Columbus artist explores the intersection of art-making and life in general
Danielle Julian Norton is the mud lady, and not just because there's an image in her latest exhibition of the artist made up in mud.
Nor is Julian Norton the mud lady solely because there are other pieces in “Double Yellow Line,” on view through Feb. 16 at Angela Meleca Gallery, in which mud is prominently featured — in one case in the form of a giant pile of mud inside a wooden enclosure, and in another case in hand-made brick form as part of a larger sculpture.
Those are some of the reasons, but not all. The artist has become something of an expert (relatively speaking) on mud in the past year or so, since she purchased a tract of land in Southeastern Ohio.
“I originally made a bunch of bricks for a huge chimney for a show in Cincinnati,” Julian Norton said. “The mud is from the land in Southern Ohio. I dug up my parents' backyard in Central Ohio, but Southern Ohio mud is almost completely clay with sandstone, so it's almost immediately ready to use. You can make anything with it.”
So when Julian Norton talks about learning to live off of the land, she means it literally.
Her retreat to the chunk of land in Southeastern Ohio didn't come about organically, though. Julian Norton needed to get a handle on her life. “I was just feeling out of control, so how do you take control of what you can? You can control your immediate surroundings [by] caretaking, healing,” she said. “Those things seemed to be the best immediate solution.”
And with that, Julian Norton began educating herself on things like construction and natural foods. “It's been a year of slowly getting outside and detaching from virtual reality and just being present. There are so many resources on the land – ginseng, sassafras, pawpaws, mushrooms. It opened up a whole different way of thinking about things,” Julian Norton said. “Of course, it's not new. This is already happening, people living off the land and off the grid. But there is real empowerment in learning how to build for yourself and grow food. How to acquire land and build your own structures and create your own space seems like an important thing to do. It's also a lot of fun.”

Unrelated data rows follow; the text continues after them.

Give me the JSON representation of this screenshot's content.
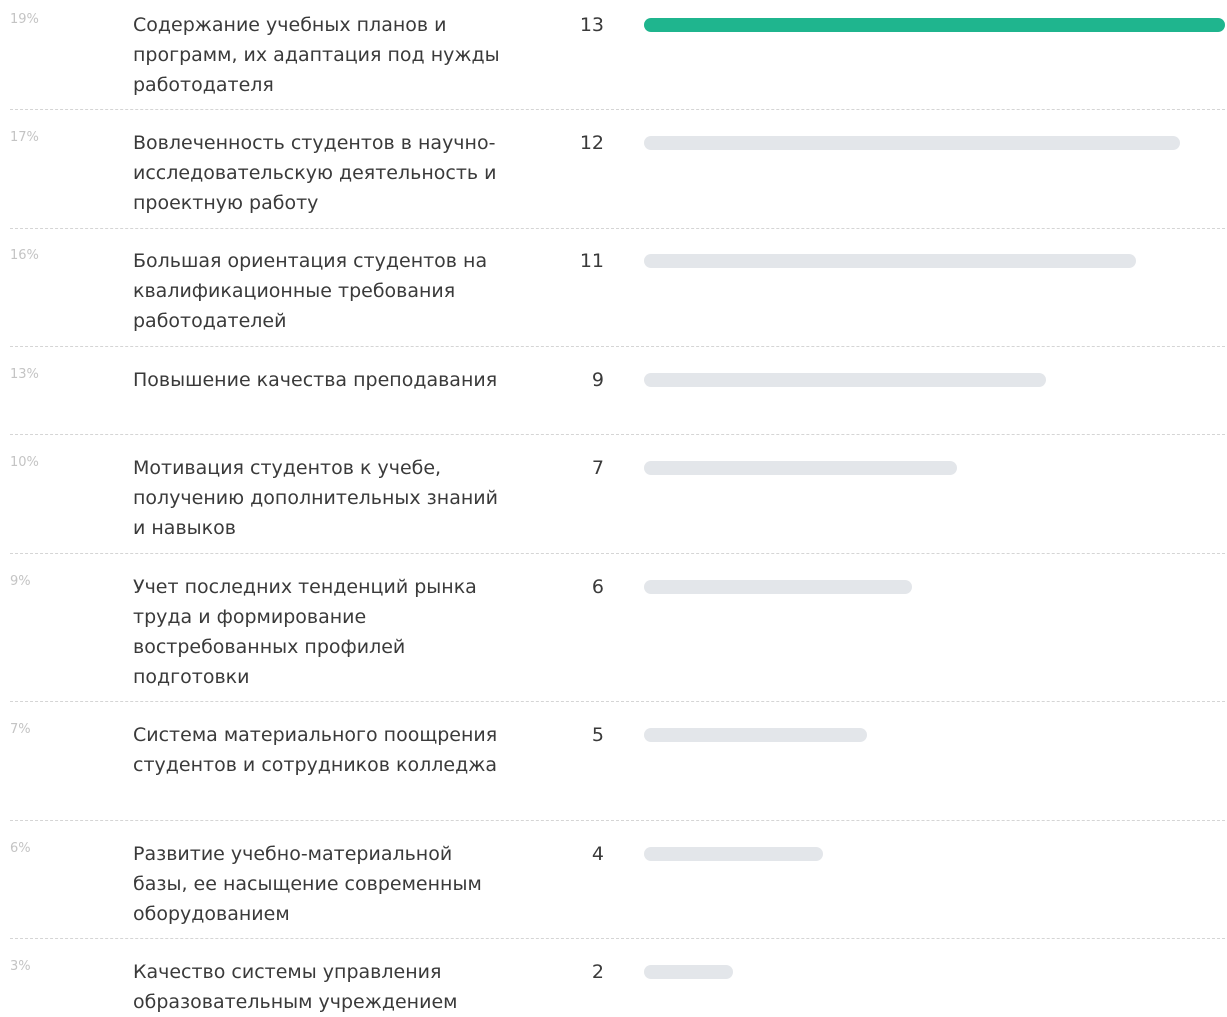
{
  "chart_data": {
    "type": "bar",
    "orientation": "horizontal",
    "categories": [
      "Содержание учебных планов и программ, их адаптация под нужды работодателя",
      "Вовлеченность студентов в научно-исследовательскую деятельность и проектную работу",
      "Большая ориентация студентов на квалификационные требования работодателей",
      "Повышение качества преподавания",
      "Мотивация студентов к учебе, получению дополнительных знаний и навыков",
      "Учет последних тенденций рынка труда и формирование востребованных профилей подготовки",
      "Система материального поощрения студентов и сотрудников колледжа",
      "Развитие учебно-материальной базы, ее насыщение современным оборудованием",
      "Качество системы управления образовательным учреждением"
    ],
    "values": [
      13,
      12,
      11,
      9,
      7,
      6,
      5,
      4,
      2
    ],
    "percent_labels": [
      "19%",
      "17%",
      "16%",
      "13%",
      "10%",
      "9%",
      "7%",
      "6%",
      "3%"
    ],
    "xlim": [
      0,
      13
    ],
    "grid": false,
    "colors": {
      "highlight": "#1fb58e",
      "bar": "#e3e6ea"
    }
  }
}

Because Julian Norton's practice as a sculptor and ceramicist has always involved the intersection of art and living, these new skills and understandings necessarily impacted her work. Witness “Stage for a Blank Memory,” a two-story installation that incorporates, among other things, the aforementioned mud pile as well as aquariums with plants repurposed from another exhibition.

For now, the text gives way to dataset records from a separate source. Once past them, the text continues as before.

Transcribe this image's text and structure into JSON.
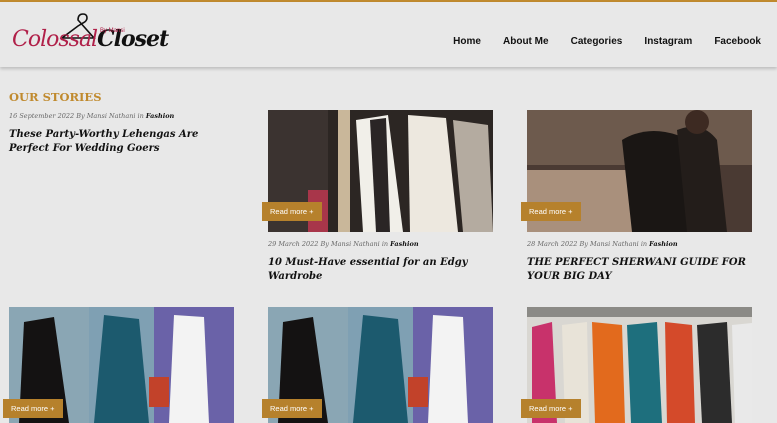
{
  "logo": {
    "word1": "Colossal",
    "word2": "Closet",
    "tagline": "By Mansi"
  },
  "nav": [
    "Home",
    "About Me",
    "Categories",
    "Instagram",
    "Facebook"
  ],
  "section_title": "OUR STORIES",
  "read_more": "Read more +",
  "posts": [
    {
      "date": "16 September 2022",
      "by": "By",
      "author": "Mansi Nathani",
      "in": "in",
      "category": "Fashion",
      "title": "These Party-Worthy Lehengas Are Perfect For Wedding Goers"
    },
    {
      "date": "29 March 2022",
      "by": "By",
      "author": "Mansi Nathani",
      "in": "in",
      "category": "Fashion",
      "title": "10 Must-Have essential for an Edgy Wardrobe"
    },
    {
      "date": "28 March 2022",
      "by": "By",
      "author": "Mansi Nathani",
      "in": "in",
      "category": "Fashion",
      "title": "THE PERFECT SHERWANI GUIDE FOR YOUR BIG DAY"
    }
  ],
  "colors": {
    "accent": "#c08a2e",
    "button": "#b6812c",
    "brand": "#b02049",
    "background": "#e8e8e8"
  }
}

“This is both a sculpture and a structure, so it's in a place where those things collide, where living and art and practice all come together as one,” Julian Norton said.
There is also a potential standalone piece within “Stage” that Julian Norton calls “Blue Potato.” It's a sculptural work that references the “Polke Potato Problem,” riffing on an exhibition of work by German artist Sigmar Polke displayed at the Museum of Modern Art in New York. The piece included potatoes, which, being natural, would sprout and break down over time. The staff wrestled with the question of if and when to dispose of the rotting tubers.

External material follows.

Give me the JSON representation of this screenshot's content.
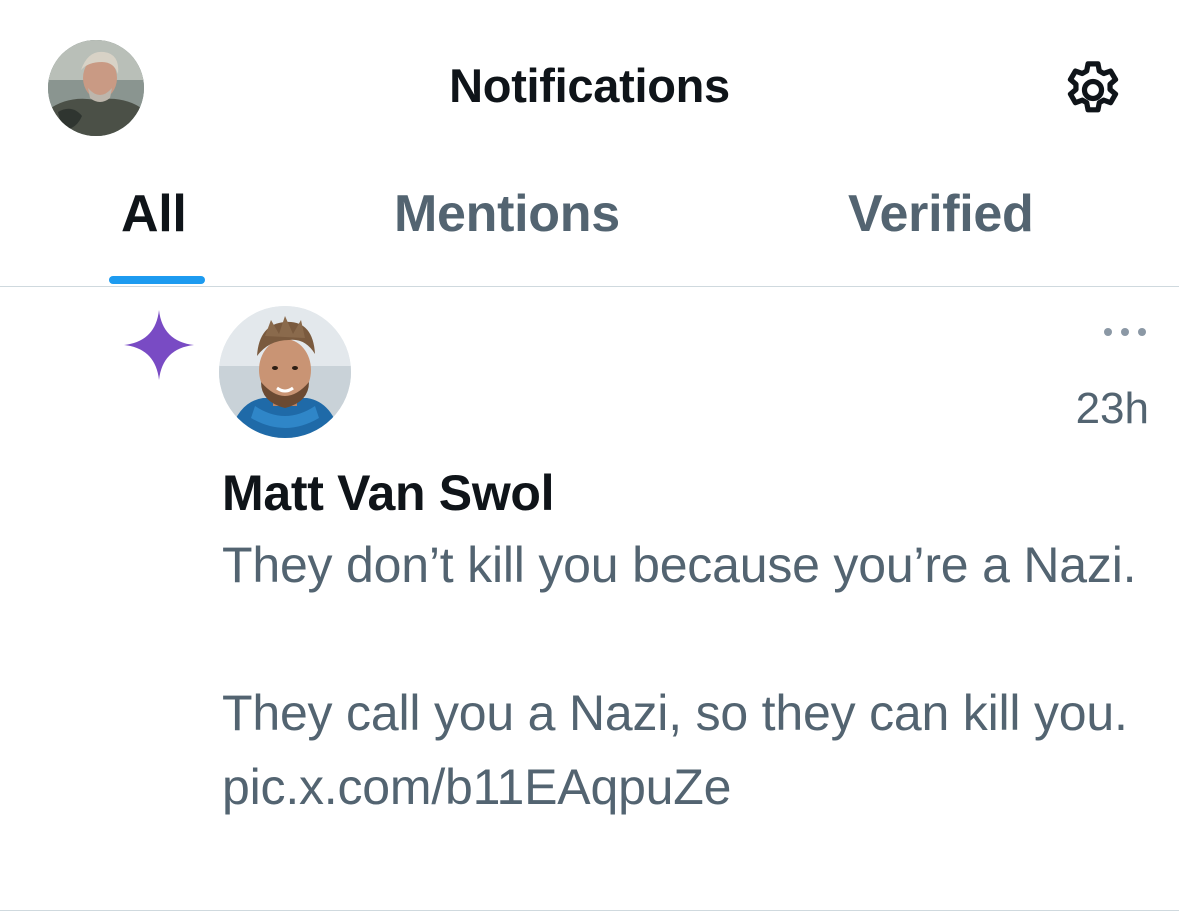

“I love that fine line, that question of when is something art and when isn't it,” Julian Norton said.
Witness a made-from-scratch laundry basket that caps “Master Basket,” another piece that's part of “Double Yellow Line.” Or “Miss Satan,” a sizable piece with a wood foundation that incorporates, among other found materials, a tube sock.
“My studio is full of objects. That tube sock had been in there for a while. I'm a sculptor but I also use added objects for color and shape,” Julian Norton said. “I love those really mundane objects as material. A laundry basket, earrings my mother made, a pencil, mud, my retainer from high school… .”
Yes, those sundries are all incorporated into this current body of work.